Senator and presidential hopeful Elizabeth Warren has closed her joint financing committee, lashing out against the influence of billionaires on both sides of the aisle ahead of coming elections, but is her party ready to follow?
“Right now, we’ve got a Washington that works great for the rich and the powerful. It is not working for much of anyone else, but I believe we can change that,” Warren said in Iowa as part of the “exploratory” phase of her potential 2020 presidential bid. “Democratic primary candidates should lock arms and say we’re going to do this through small dollar donations, we’re going to do this as a campaign built by the people, for the people.”
Warren said she will be closing her political action committee (PAC), the Elizabeth Warren Action Fund, proclaiming that US elections “shouldn’t be for sale.” The move shows the Massachusetts senator is now certain to make campaign finance reform a central tenet of her run – an idea which is already beginning to draw anger within her own party. High-ranking Democrats have said that Warren is too divisive and too liberal to be viable on the national stage. Her numbers have been sliding among Democrats since September in the battleground state of Iowa, where former vice president Joe Biden currently leads the poles.
Warren previously drew heat after she described the 2016 Democratic primaries as “unethical,” stating she believes they were “rigged” against Hillary Clinton’s opponent Bernie Sanders. Sanders’ popular campaign embodied the “grassroots” concept with average campaign donations of $27, but was ultimately defeated by the candidate backed by major corporate interests.

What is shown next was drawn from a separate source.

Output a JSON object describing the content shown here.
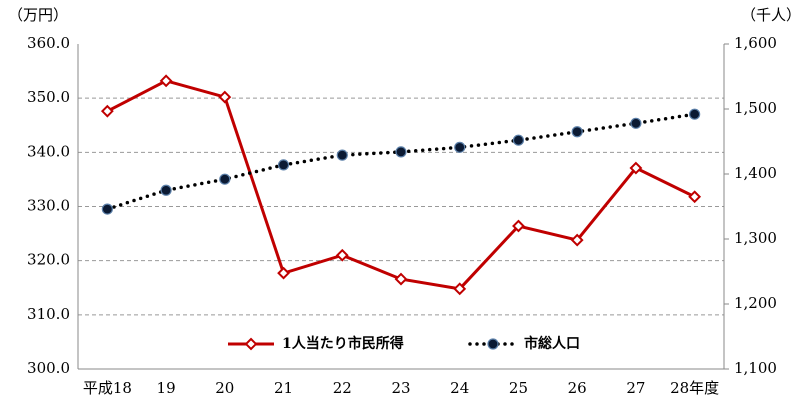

It’s this model of a grassroots campaign based on small donations that Warren now seems to be rooting for – a strategy that would be a stark reversal from Clinton’s 2016 run which proved unsuccessful despite pulling in hundreds of millions of dollars primarily from large donors and significantly out-financing her opponent, Donald Trump.
For all its appeal to the public, this idea may not be as popular with the major players in the democratic establishment, heavily dependent on large-corporate donations. Lobbying has become the dominant institution guiding Washington politics, where all of the major participants tacitly agree to the “pay to play” structure of relying on moneyed interests to get elected.
In her comments over the weekend, Warren also took aim at billionaires who self-fund their campaigns – yet she mostly steered clear of directly criticizing her would-be republican opponent, Trump. Her comments were likely aimed at fellow democrat Michael Bloomberg, an establishment Democrat who plans to use his personal fortune to finance his campaign. He says he will contribute more of his own money than the $100 million he spent on his mayoral bid.
Bloomberg has been described as a “kingmaker,” having contributed a whopping $90 million dollars to Democrats just this midterm election cycle. He is a self-described “centrist” who has vocally supported Clinton, which may suggest that his battle for the nomination against the “outsider” Warren might end up repeating some familiar themes from the 2016 primaries.
The Iowa caucuses are scheduled to officially begin in February 2020. Other Democratic candidates have also started to put out feelers in the battleground state, and are expected to make official announcements in the coming weeks.